Fast Linear Algebra in the Noisy Intermediate-scale Quantum Era
Shravan Veerapaneni, associate professor of mathematics, and his group aim to develop a probabilistic computing paradigm that can potentially be applied to a wide range of linear algebraic tasks. In addition to providing a toolkit for performing high-dimensional linear algebra, which is of intrinsic interest, the proposed solver provides a quantum-inspired classical benchmark for assessing the quantum computational advantage of the recently developed variational quantum linear solver.
Cancer Cells: Greedy Individuals or Team Players?
Gary Luker, professor of microbiology and immunology, and of biomedical engineering; Nikola Banovic, assistant professor of electrical engineering and computer science; Jennifer Linderman, professor of biomedical engineering and chemical engineering; Xun Huan, assistant professor of mechanical engineering; and Kathryn Luker associate research scientist in radiology, will develop a physics/chemistry-aware inverse reinforcement learning computational framework to discover how heterogeneous cancer cells function singly or collectively to drive cancer progression.

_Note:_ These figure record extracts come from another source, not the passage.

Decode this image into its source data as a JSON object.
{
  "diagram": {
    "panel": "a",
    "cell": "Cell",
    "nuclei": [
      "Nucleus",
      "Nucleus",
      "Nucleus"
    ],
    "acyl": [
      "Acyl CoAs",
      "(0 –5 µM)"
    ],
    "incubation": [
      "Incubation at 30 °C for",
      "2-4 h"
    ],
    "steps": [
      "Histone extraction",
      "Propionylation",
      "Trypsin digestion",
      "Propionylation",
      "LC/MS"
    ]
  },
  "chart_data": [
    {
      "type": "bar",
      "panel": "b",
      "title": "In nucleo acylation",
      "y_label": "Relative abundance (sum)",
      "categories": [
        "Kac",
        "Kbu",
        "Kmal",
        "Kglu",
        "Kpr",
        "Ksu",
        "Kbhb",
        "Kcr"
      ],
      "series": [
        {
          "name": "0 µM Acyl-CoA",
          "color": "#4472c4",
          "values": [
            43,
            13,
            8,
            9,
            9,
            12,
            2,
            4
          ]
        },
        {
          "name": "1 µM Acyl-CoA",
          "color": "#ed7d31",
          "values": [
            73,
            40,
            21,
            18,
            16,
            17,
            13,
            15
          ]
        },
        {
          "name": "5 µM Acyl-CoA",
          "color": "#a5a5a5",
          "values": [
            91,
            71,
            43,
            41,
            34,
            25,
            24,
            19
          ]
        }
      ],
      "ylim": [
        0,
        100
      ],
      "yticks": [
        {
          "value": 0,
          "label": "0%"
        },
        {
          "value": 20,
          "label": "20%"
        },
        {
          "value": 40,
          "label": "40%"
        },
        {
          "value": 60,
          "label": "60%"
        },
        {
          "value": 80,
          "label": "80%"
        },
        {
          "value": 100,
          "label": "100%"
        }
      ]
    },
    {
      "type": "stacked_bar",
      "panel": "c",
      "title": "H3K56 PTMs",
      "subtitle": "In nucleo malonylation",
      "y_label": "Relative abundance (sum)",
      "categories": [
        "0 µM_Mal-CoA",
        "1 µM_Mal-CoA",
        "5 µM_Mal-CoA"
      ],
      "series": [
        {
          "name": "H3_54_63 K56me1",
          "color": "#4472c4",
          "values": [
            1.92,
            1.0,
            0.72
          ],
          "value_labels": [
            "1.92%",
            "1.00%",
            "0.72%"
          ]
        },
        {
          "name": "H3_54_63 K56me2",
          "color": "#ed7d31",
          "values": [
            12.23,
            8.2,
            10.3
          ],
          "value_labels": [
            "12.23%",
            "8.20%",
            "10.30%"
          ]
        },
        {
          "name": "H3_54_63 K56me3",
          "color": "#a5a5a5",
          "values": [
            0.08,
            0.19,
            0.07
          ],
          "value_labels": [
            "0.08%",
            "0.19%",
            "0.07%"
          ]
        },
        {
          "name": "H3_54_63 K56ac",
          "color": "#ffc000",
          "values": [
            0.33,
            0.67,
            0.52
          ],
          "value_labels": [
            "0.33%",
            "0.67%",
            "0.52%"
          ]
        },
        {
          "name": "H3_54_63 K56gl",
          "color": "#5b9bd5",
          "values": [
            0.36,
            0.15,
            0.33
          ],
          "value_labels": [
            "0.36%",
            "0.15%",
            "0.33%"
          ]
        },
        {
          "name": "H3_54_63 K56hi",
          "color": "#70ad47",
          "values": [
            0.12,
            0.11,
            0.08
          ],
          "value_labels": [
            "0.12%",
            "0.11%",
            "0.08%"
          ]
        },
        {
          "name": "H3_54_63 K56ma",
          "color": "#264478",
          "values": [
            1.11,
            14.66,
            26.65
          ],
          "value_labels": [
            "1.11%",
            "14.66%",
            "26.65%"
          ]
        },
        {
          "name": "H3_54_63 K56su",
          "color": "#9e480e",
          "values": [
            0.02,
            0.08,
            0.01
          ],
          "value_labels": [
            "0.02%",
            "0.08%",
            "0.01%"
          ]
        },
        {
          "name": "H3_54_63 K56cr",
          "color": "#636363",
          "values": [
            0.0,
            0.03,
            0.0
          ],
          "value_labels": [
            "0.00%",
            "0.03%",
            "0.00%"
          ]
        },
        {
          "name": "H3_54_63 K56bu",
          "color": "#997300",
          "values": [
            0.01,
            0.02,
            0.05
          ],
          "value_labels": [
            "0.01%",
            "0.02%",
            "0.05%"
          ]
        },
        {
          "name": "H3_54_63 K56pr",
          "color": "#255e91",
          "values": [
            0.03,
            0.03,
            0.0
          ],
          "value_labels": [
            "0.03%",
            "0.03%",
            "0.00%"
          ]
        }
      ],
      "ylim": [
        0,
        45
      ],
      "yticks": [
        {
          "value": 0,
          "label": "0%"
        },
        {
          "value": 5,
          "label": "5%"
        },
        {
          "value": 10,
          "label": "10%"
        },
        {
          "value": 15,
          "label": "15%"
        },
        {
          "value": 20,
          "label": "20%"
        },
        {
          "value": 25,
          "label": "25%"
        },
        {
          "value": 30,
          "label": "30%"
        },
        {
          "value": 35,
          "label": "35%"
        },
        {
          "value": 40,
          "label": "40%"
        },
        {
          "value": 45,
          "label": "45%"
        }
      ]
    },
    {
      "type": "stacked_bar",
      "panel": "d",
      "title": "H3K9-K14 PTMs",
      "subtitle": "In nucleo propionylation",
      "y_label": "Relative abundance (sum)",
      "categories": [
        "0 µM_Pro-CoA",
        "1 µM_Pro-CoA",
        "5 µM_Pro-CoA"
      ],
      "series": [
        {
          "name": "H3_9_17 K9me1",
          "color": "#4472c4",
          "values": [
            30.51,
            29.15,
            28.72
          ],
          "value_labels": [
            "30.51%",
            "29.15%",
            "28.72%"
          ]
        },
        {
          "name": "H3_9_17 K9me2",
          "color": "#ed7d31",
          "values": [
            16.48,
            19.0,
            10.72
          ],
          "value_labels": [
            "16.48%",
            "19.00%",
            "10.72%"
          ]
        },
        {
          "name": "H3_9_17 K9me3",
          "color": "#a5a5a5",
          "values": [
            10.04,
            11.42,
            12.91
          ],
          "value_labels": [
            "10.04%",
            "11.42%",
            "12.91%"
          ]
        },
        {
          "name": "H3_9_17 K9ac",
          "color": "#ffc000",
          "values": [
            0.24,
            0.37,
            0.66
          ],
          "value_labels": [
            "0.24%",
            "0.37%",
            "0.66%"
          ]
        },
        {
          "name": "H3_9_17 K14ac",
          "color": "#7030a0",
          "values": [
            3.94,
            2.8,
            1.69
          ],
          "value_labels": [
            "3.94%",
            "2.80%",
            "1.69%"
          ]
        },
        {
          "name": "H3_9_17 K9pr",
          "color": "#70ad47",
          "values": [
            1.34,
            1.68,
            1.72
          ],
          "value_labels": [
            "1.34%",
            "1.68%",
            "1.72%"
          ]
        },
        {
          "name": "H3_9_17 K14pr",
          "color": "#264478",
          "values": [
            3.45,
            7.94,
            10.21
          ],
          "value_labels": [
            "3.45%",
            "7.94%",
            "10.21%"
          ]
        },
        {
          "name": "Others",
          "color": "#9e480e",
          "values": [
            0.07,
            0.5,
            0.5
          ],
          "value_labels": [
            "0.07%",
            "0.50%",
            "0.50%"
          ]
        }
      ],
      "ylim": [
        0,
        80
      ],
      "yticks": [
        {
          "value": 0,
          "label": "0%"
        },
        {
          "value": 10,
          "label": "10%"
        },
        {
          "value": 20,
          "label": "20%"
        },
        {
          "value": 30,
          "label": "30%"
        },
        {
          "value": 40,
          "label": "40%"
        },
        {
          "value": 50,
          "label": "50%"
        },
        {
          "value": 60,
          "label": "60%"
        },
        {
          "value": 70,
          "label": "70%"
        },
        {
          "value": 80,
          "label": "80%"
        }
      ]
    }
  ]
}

The long-term goal of this research centers on understanding single-cell and cooperative decision-making that drive tumor growth, metastasis, and recurrence.

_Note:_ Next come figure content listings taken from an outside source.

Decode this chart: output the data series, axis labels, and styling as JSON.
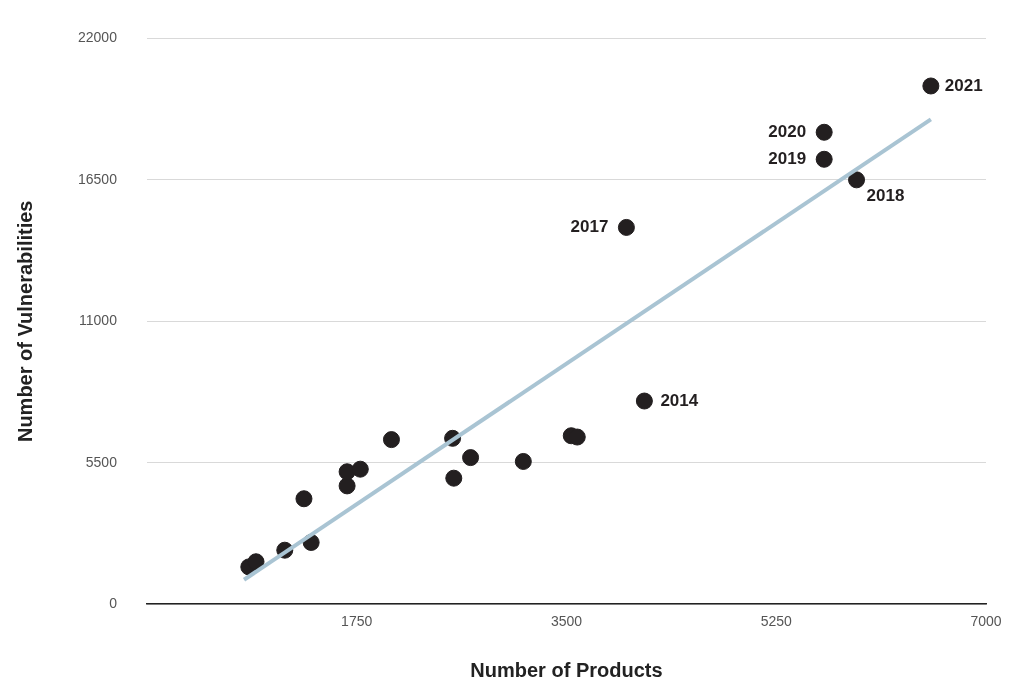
{
  "chart_data": {
    "type": "scatter",
    "xlabel": "Number of Products",
    "ylabel": "Number of Vulnerabilities",
    "xlim": [
      0,
      7000
    ],
    "xticks": [
      1750,
      3500,
      5250,
      7000
    ],
    "ylim": [
      0,
      22000
    ],
    "yticks": [
      0,
      5500,
      11000,
      16500,
      22000
    ],
    "grid": "y",
    "legend": false,
    "marker": "circle",
    "series": [
      {
        "color": "#231f20",
        "x": [
          850,
          910,
          1150,
          1370,
          1310,
          1670,
          1670,
          1780,
          2040,
          2550,
          2560,
          2700,
          3140,
          3540,
          3590,
          4150,
          4000,
          5650,
          5650,
          5920,
          6540
        ],
        "values": [
          1450,
          1650,
          2100,
          2400,
          4100,
          4600,
          5150,
          5250,
          6400,
          6450,
          4900,
          5700,
          5550,
          6550,
          6500,
          7900,
          14650,
          17300,
          18350,
          16500,
          20150
        ]
      },
      {
        "type": "line",
        "color": "#a9c4d3",
        "marker": "none",
        "x": [
          810,
          6540
        ],
        "values": [
          950,
          18850
        ]
      }
    ],
    "annotations": [
      {
        "text": "2021",
        "x": 6540,
        "y": 20150
      },
      {
        "text": "2020",
        "x": 5650,
        "y": 18350
      },
      {
        "text": "2019",
        "x": 5650,
        "y": 17300
      },
      {
        "text": "2018",
        "x": 5920,
        "y": 16500
      },
      {
        "text": "2017",
        "x": 4000,
        "y": 14650
      },
      {
        "text": "2014",
        "x": 4150,
        "y": 7900
      }
    ]
  }
}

Computational Modeling of Household Level Damage and Resilience Based on Location Data
Seth Guikema professor of industrial and operations engineering, and civil and environmental engineering; Jeremy Bricker, associate professor of civil and environmental engineering, and their groups will develop an integrated approach for assessing household-level resilience and inequities in resilience during coastal flooding events. Specifically, they will study improving building-level flood and fragility estimates for coastal flooding events. They also plan to develop a new approach for estimating what essential services are the main constraints on individuals returning to a more normal life post-hazard, and assess inequities in resilience to coastal flooding events.
Next Generation Computational Tools for Particle-laden Biological Flows in Subject-specific Geometries
Jesse Capecelatro, assistant professor of mechanical engineering and aerospace engineering; Alberto Figueroa, professor of biomedical engineering and vascular surgery, and their groups will develop a physics-driven and computationally efficient framework to study human diseases related to blood flow in the circulatory system. Fluid mechanics plays a crucial role in many physiological processes on health and disease. Given recent advances in medical imaging, computational power, and mathematical algorithms, real-time patient-specific computational fluid dynamics is now becoming possible. Yet, many problems involve complex interactions between fluid and biological particles in which existing models are either too expensive to simulate at full scale or unable to properly capture important hydrodynamics taking place at the smallest scales. This project will develop a versatile and massively parallel framework to bridge this gap. The numerical framework will be designed to simulate a large number of particles within the human body, from deformable red blood cells within arteries to better understand stroke, to rigid calcite particles in the ear canal responsible for vertigo.